Pendant un bref moment, Han a cru que la réalisation de son rêve passerait par un job dans les médias. En 2013, détenteur d'un baccalauréat en marketing à l’Université McGill, il a été embauché comme rédacteur pour les plateformes numériques du Canadien. L’opportunité était d’or. Elle s’est révélée n’être qu’une grosse pépite de pyrite.

« Vers le mois de janvier, février, j’avais commencé à écrire des articles dans lesquels j’utilisais des statistiques avancées. J’essayais d’enrichir le contenu, mais mon boss de l’époque n’avait pas aimé ça. Il me disait que je n’étais pas un coach, il se demandait pourquoi nos lecteurs me prendraient au sérieux. C’est un peu cette conversation qui a mené à tout le reste. »
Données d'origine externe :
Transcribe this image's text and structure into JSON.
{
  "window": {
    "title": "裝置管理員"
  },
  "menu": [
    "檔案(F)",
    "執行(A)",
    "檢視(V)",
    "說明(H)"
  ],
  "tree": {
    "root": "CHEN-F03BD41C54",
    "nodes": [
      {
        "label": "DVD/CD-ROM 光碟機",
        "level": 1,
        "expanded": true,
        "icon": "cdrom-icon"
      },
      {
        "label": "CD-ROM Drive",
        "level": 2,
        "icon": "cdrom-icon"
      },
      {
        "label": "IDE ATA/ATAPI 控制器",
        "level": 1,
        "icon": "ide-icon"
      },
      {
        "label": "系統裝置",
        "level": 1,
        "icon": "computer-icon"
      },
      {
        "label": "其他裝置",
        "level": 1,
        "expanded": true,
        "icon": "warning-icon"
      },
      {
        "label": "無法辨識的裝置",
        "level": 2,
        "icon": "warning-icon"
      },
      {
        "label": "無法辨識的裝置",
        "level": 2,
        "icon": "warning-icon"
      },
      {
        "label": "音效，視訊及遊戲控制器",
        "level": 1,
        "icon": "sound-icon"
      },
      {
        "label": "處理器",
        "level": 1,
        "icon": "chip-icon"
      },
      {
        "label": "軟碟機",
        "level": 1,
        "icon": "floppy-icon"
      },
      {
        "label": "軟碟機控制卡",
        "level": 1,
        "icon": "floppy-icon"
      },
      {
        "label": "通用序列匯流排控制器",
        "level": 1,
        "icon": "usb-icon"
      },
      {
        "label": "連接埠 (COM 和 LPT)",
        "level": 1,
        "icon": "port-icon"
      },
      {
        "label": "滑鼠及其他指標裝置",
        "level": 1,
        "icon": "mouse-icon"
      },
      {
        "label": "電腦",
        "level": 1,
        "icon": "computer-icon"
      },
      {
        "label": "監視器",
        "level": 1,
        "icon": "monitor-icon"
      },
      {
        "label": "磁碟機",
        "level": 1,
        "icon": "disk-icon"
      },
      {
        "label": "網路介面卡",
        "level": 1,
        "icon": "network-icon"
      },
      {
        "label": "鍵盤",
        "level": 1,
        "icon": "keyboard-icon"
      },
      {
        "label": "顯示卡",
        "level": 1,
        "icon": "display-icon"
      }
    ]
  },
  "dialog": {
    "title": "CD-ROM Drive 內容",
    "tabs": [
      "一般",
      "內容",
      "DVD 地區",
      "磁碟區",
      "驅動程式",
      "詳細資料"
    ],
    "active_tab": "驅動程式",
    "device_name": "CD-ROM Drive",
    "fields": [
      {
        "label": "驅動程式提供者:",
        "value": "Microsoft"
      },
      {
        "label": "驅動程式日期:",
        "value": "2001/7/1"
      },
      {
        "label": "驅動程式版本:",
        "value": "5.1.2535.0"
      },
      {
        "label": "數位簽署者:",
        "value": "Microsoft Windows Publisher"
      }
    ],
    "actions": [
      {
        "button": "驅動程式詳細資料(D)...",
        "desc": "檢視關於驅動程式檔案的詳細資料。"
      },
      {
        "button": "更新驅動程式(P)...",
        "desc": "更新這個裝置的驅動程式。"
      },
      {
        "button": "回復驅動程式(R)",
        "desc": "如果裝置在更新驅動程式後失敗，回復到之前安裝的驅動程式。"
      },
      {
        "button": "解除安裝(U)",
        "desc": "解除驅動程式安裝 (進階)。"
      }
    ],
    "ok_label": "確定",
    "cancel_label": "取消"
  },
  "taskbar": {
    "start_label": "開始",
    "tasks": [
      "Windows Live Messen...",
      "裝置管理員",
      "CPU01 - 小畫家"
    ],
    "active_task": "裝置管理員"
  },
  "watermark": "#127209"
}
Ce que Han a d’abord pris comme une insulte s’est vite transformé en une véritable illumination. Le jeune Montréalais croyait dur comme fer en la validité des informations qu’il relayait à ses lecteurs et il était convaincu que quelqu’un, quelque part, accorderait à ses opinions une valeur proportionnelle aux efforts qu’il mettait pour les étoffer. S’il fallait qu’il devienne un coach pour qu’on le prenne au sérieux, c’est exactement ce qu’il allait faire. Et c’est par cette avenue qu’il accéderait éventuellement à la Ligue nationale.

Qu’est-ce qui lui permettait de croire que cette lubie avait la moindre chance de se concrétiser?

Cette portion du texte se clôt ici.